Sr. Director:
La Pasión y Muerte del Señor se celebra desde principios del Cristianismo. Se hizo pública a parir del siglo IV, cuando el Emperador Constantino dio libertad a los cristianos para la práctica de la religión cristiana (fue su madre, la Emperatriz Santa Elena, quien encontró la Cruz de Cristo en el monte Calvario, en donde había mandado excavaciones con tal fin). En el siglo VIII se desarrollaron las primeras cofradías, y en los siglos XII y XIII surgieron de distintos gremios, con organización de misas y procesiones; pero la importancia de las procesiones viene, sobre todo, de los siglos XVI y XVII, con desarrollo extraordinario de la imaginería cristiana.
La representación más antigua de la Pasión del Señor data del siglo XIV: un auto Sacramental en el pueblo catalán de Sant Vicenç dels Horts, (hoy los textos son del siglo XVIII). Al finalizar, salen los actores, de la iglesia, en procesión por las calles del pueblo con la imagen de Jesús Crucificado y de Nuestra Señora de la Soledad.
La Semana Santa se conoce, a nivel popular en toda España, por las procesiones. A su paso, se observan muchos rostros absortos en la imagen, en actitud contemplativa, orante. Las imágenes sagradas bendecidas no son meras esculturas o pinturas de mayor o menor valor artístico: son sacramentales y, muchas veces, Dios se vale de ellas para sanar los corazones heridos y curar los cuerpos y las almas de quienes oran ante la imagen santa con humildad y confianza (Santa Teresita rezó a la Virgen, cuya imagen presidía su cuarto; notó que le sonreía y recobró la salud).
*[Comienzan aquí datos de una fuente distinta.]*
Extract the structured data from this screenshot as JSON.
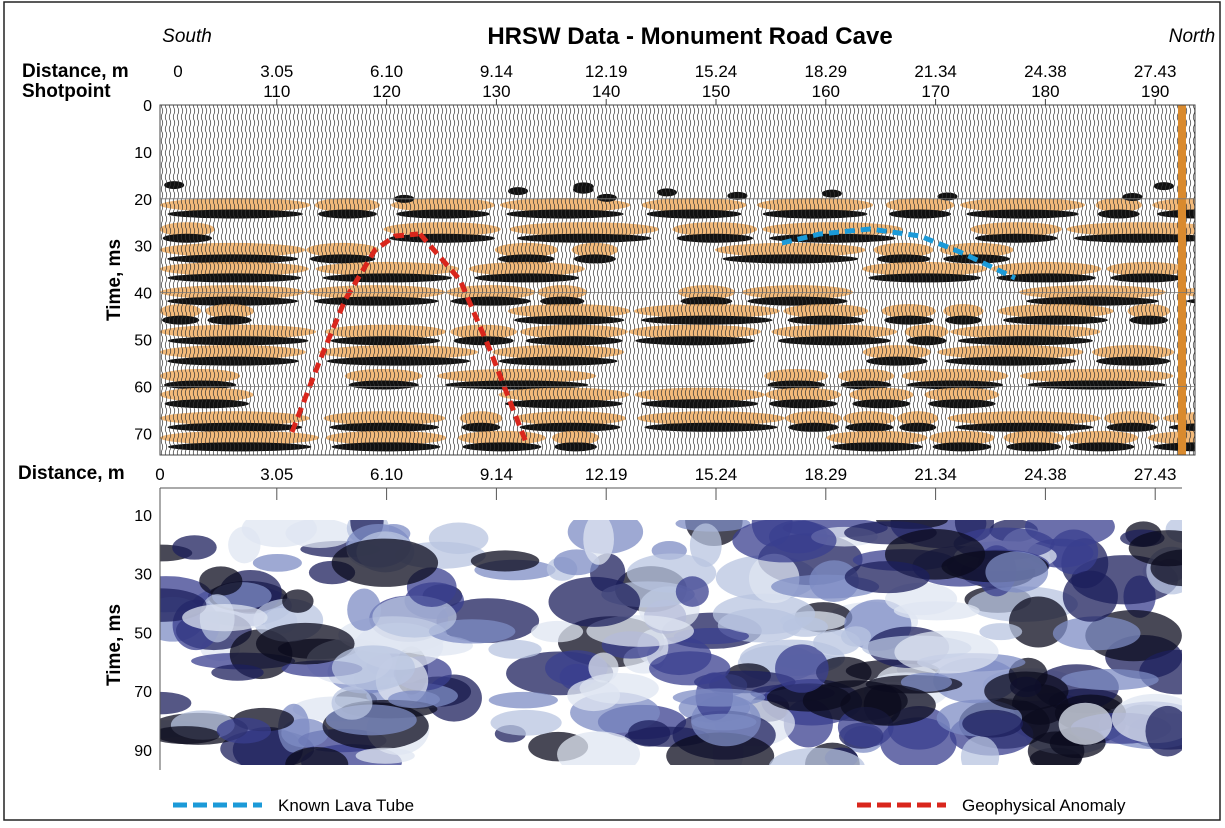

Las procesiones de Semana Santa no son importantes sólo por su valor histórico y cultural, ni por el mérito artístico incalculable de tantas imágenes, añadido al reclamo de turistas; lo son, sobre todo, porque ayudan a la renovación interior al considerar la Pasión de Cristo y los dolores de su Santísima Madre, ofrecidos con tanto amor, que nos merecieron la Misericordia de Dios, Misericordia Divina. Gracias a la Muerte del Redentor, los pecados pueden ser perdonados; pero no faltan los que, por soberbia, adoptan una actitud de ingratitud y alejamiento de quien es la Fuente de la Misericordia, el Corazón de Cristo, muerto por cada uno de nosotros y, después, resucitado, que nos quiere a todos como a hijos y desea nuestra felicidad sin ocaso (el Cielo es eterno).